WHY THIS MATTERS IN BRIEF
Elsewhere countries are building floating cities to keep their citizens from drowning, KSA’s vision is more about being grandoise.
As the world sees something of a Noah’s Flood in its future as sea levels continue to rise between 2mm and 8mm a year some countries, such as the Maldives, are already building floating cities in the ocean. And so it shouldn’t come as any surprise that Saudi Arabia, home of the $500 Billion Neom megaproject nicknamed “The Line,” a 170km long linear city, has revealed plans to build its own floating city the Oxagon port and logistics hub, which would be the “world’s largest floating structure,” as part of the Neom development.
Set to be one of 10 regions within the Neom development in the northeast of Saudi Arabia, Oxagon will become a port city on the Red Sea, designed to take advantage of shipping travelling through the Suez Canal.
Learn more about the Oxagon
The city will act as a port and logistics hub for the wider Neom project – a renewable energy-powered region that forms part of Saudi Arabia’s Vision 2030 plan to diversify its economy and minimise reliance on oil. Oxagon will have a distinctive octagonal shape with part of the development on land and a large section protruding into the Red Sea.
Divided from the land by a shipping canal, the Neom developers claim that the off-shore section of the city will be the “world’s largest floating structure,” and that the floating city will be arranged around water-filled squares connected by small canals. It will also contain a cruise terminal and oceanographic research centre.

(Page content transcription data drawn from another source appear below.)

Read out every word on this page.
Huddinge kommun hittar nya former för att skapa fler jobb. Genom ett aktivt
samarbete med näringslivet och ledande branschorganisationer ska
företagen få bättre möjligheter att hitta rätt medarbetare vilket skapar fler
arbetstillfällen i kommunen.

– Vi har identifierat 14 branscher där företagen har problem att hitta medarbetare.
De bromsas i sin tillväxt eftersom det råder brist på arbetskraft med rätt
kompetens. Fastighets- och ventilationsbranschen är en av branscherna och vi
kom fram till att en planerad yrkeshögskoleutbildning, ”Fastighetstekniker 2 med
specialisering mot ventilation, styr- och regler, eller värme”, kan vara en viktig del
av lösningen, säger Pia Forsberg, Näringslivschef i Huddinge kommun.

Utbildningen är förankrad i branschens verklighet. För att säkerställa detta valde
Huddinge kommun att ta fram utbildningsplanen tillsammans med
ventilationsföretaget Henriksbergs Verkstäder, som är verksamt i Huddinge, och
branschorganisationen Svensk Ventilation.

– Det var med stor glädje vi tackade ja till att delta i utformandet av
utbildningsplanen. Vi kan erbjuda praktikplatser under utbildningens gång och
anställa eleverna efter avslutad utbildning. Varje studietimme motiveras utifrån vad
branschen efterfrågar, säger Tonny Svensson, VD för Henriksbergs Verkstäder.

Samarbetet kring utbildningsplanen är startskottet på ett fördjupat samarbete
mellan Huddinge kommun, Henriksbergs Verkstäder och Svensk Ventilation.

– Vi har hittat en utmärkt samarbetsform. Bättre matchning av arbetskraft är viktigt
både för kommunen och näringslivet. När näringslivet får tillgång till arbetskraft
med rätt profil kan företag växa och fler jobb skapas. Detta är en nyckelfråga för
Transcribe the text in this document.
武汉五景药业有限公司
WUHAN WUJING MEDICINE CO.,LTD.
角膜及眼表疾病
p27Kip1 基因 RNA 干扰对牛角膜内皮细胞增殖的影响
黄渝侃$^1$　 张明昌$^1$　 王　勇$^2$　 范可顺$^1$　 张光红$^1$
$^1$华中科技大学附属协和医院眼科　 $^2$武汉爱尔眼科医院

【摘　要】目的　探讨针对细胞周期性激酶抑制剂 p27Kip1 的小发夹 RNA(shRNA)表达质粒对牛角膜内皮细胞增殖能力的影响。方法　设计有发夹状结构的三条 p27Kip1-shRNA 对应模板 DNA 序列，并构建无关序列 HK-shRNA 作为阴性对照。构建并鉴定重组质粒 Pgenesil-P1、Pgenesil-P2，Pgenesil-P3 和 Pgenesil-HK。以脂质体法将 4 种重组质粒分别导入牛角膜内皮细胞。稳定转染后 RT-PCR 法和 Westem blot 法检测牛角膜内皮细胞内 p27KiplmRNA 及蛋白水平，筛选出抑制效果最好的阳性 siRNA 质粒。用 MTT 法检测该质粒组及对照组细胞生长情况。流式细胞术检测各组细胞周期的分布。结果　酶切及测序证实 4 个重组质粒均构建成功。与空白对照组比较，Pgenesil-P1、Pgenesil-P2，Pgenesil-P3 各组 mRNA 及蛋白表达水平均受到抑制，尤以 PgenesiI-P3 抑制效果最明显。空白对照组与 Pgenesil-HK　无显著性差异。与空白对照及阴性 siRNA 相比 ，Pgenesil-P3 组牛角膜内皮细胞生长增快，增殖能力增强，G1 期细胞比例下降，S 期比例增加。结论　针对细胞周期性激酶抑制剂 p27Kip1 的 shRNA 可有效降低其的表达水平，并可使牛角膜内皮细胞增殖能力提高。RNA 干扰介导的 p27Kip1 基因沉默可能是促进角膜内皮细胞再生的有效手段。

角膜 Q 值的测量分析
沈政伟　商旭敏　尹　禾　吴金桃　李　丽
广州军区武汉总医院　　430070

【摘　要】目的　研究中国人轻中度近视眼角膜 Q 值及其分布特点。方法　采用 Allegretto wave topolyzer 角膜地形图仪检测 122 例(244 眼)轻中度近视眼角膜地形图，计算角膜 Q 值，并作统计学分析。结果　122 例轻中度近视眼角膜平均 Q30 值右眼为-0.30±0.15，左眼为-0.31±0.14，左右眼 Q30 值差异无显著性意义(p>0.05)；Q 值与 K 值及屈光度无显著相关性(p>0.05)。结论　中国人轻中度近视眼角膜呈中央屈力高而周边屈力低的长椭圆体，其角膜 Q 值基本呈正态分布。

“Oxagon will be the catalyst for economic growth and diversity in Neom and the Kingdom, further meeting our ambitions under Vision 2030,” said Saudi Crown Prince Mohammed bin Salman. “Oxagon will contribute to redefining the world’s approach to industrial development in the future, protecting the environment while creating jobs and growth for Neom. It will contribute to Saudi Arabia’s regional trade and commerce and support creating a new focal point for global trade flows.”